Babacan şunları söyledi:
“Maaşını alan 10-15 günde zor yetiştiriyor. Neye el atsanız el yakıyor. Fiyatlar can yakıyor. İki gün önce Adana’daydık. Çukurova’nın merkezinde pazarlarda etikete yarım kilo fiyat yazılıyor. Salatalık, domates üç kilometre ötedeki tarladan geliyor. ‘Nakliye, kamyon, üç yüz kilometre’ diyeceksiniz, öyle değil. Köylü, üç kilometre ötedeki tarlada ürettiği ürünü pazarda satıyor. Bütün pazarda yarım kilo fiyatı yazılıyor. Çiftçi zarar etmekten şikayetçi. Çiftçinin ürettiği malı alan maaş yetmiyor diye şikayetçi. Büyük bir dengesizlik söz konusu.”
‘Geçiş süreciyle ilgili çok detaylı bir çalışma yapıyoruz’
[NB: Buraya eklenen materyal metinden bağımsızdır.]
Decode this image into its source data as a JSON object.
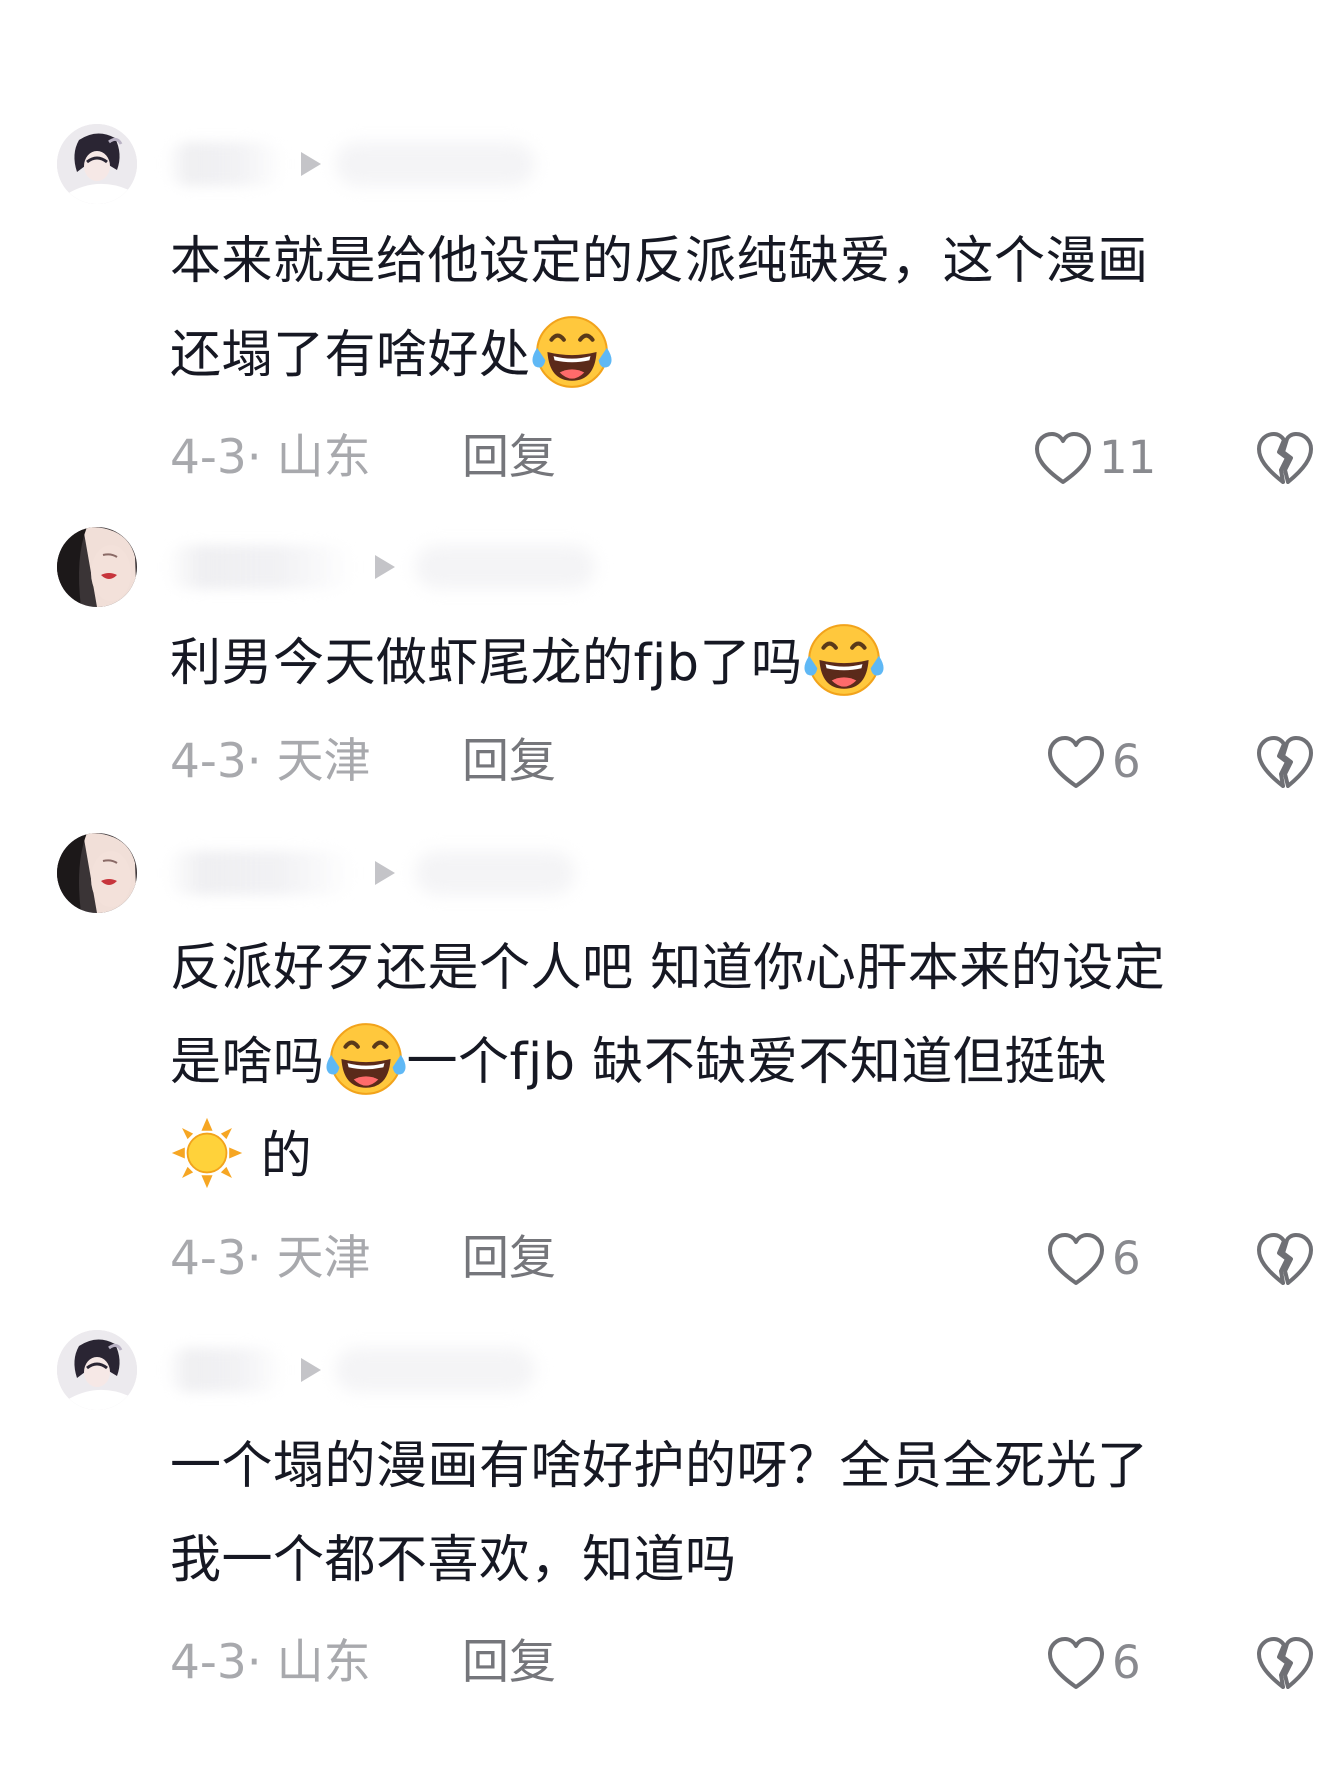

Sivil toplum kuruluşlarıyla görüşmelerini sürdüren Babacan, DEVA Partisi Genel Merkezinde Ankara Meclisi ve Başkentliler Platformu’nu da ağırladı. Babacan burada yaptığı konuşmada Güçlendirilmiş Parlamenter Sistem’e geçiş sürecine ilişkin şu değerlendirmede bulundu:
“Cumhurbaşkanı bugünkü yetkilerle seçilecek. Bir yandan da ‘Parlamenter sistem istiyorum’ diyen birisi cumhurbaşkanı adayımız olacak. Ülkeyi nasıl yönetecek? Hangi yetkileri, nasıl kullanacak? Herhalde şu andaki gibi olmayacak. Şu andaki gibi olsa sistemi değiştirmeye gerek yok. Değiştirmemiz gerekiyor ama Anayasa değişmeden geçemiyoruz. Dolayısıyla geçiş sürecinde ülkenin nasıl yönetilmesi gerektiğiyle ilgili çok detaylı bir çalışma yapıyoruz. Bu çalışmayı parlamenter sistem isteyen diğer partilerle beraber ortak bir çalışma haline getirmeyi hedefliyoruz. Nasıl ki kendi parlamenter sistem çalışmamızı hazırlayıp ortaklaştırdıysak, geçiş sürecini de çalışıyoruz. Mümkünse onu da ortaklaştırmayı arzu ediyoruz.”